Twitter on Thursday announced networks of state-linked social media operations that were suspended over the month of May. The announcement shows Turkey as one of the three state actors that have coordinated “information operations,” along with China and Russia.
Turkey’s ruling Justice and Development Party (AKP) was “employing coordinated inauthentic activity, which was primarily targeted at domestic audiences within Turkey,” Twitter said. According to the study done by the social media platform, “collection of fake and compromised accounts was being used to amplify political narratives favorable to the [AKP], and demonstrated strong support for [Turkish President Recep Tayyip Erdoğan].”
A total of 7,340 accounts were suspended as part of Twitter’s efforts. Data on the network is available on demand.
Twitter found indications that point to an association with the AKP’s youth wing “and a centralized network that maintained a significant number of compromised accounts.”
The network includes several accounts that were originally critical of Erdoğan and the government, and were later targeted in account hacking and takeover efforts by Turkish state actors, according to Twitter’s statement.
The Turkish government controls up to 90 percent of traditional media outlets in the country, and various publications have in the past ran with the exact same headline on occasion. It has also been investing in social media platforms for years to achieve influence.
Turkish society’s increasing mistrust towards traditional media and overreliance on specific sources of information are two trends that have undercut the state’s years-long efforts to control the media, according to a report published on Wednesday by the Center for American Progress (CAP). The overall lack of trust in news outlets is pushing citizens toward “online media sources that tend to be more independent of the government,” according to the report.
The government has entertained possibly exerting stricter control over the Internet several times over the years, from forcing Turkish sites to fully disclose all user information available to them proposing to use ID numbers to access online content.

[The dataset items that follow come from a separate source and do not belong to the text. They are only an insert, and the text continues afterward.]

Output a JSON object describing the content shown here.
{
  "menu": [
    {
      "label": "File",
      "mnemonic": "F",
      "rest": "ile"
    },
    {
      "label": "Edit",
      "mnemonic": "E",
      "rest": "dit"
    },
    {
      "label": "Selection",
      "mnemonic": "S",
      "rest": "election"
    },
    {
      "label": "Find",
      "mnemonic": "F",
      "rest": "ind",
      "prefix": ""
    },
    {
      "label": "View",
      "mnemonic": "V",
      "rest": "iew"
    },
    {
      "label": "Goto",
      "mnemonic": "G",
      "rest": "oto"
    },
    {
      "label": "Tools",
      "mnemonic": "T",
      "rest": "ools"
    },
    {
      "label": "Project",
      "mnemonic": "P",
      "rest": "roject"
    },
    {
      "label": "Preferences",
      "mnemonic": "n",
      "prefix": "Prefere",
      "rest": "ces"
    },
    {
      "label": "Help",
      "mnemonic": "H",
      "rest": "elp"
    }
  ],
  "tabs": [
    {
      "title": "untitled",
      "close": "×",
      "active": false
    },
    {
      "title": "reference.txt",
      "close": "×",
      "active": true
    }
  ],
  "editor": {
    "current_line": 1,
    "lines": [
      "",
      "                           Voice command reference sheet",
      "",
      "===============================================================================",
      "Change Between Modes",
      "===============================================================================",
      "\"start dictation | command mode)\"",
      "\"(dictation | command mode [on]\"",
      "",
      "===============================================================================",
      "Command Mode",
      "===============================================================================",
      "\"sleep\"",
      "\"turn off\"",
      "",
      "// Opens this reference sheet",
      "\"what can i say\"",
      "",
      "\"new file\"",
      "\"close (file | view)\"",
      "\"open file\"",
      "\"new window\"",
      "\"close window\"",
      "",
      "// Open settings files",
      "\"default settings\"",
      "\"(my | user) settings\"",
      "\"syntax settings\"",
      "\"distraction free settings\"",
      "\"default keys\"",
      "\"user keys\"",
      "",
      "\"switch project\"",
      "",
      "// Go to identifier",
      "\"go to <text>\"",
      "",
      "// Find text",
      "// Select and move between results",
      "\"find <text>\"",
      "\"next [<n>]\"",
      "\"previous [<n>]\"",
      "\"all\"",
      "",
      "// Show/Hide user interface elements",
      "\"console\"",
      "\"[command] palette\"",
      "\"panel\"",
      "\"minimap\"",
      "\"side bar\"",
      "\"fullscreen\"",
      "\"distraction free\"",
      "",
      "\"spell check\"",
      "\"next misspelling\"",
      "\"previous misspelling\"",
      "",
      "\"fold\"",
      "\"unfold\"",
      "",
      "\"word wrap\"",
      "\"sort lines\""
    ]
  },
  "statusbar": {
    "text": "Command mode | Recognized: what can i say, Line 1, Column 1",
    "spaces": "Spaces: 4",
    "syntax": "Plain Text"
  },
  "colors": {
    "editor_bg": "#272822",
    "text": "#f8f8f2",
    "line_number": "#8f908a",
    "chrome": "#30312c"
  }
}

Among successful attempts was the implementation of Deep Packet Inspection technology, which allows the monitoring of user activity, on Turkey’s infrastructure in 2012.
In May this year, the AKP proposed a new bill that would allow the exertion of direct control over various platforms, and compel social media giants like Twitter and Facebook to employ a representative in Turkey to facilitate Ankara’s demands. The proposal was later dropped following strong backlash from critics.
Afterwards, Erdoğan urged the country’s youth to remain vigilant in the face of “provocateurs hiding behind fake social media accounts.”
The AKP also issued a 12-clause ethical guideline for social media users, while the party’s deputy chairman Mahir Ünal encouraged the use of a green dot emoji and a Turkish flag emoji in users’ handles to signify they were “national” accounts that complied with the guideline.
The initiative was part of an effort to “fight disinformation,” Ünal said.
Shortly after the initiative was launched, by late May, Presidential Spokesman Fahrettin Altun warned the populace that social media “shares and likes” as well as posts could be subject to penalty under Turkey’s Law No.5651 on online publications and crimes committed on online platforms.
Some 229 people were detained for threatening public health and causing fear and panic among the population via social media posts about the COVID-19 pandemic in April, while on Thursday, June 11, Vice Director of Communications Çağatay Özdemir announced the government would take legal action against persons who criticised the government for spending too much money on a series of live concerts as unemployment skyrocketed during the pandemic. Thousands have been investigated for allegedly insulting the president on social media in recent years.
The government’s efforts to pass the social media bill will likely come back, “like a zombie spawning back to life,” Yaman Akdeniz, faculty of law at Istanbul Bilgi University, told Ahval in a podcast in April, considering the amount of time spent putting together the regulations included in the draft. “This is well thought out from the government’s point of view,” Akdeniz said. “This is not going to go away.”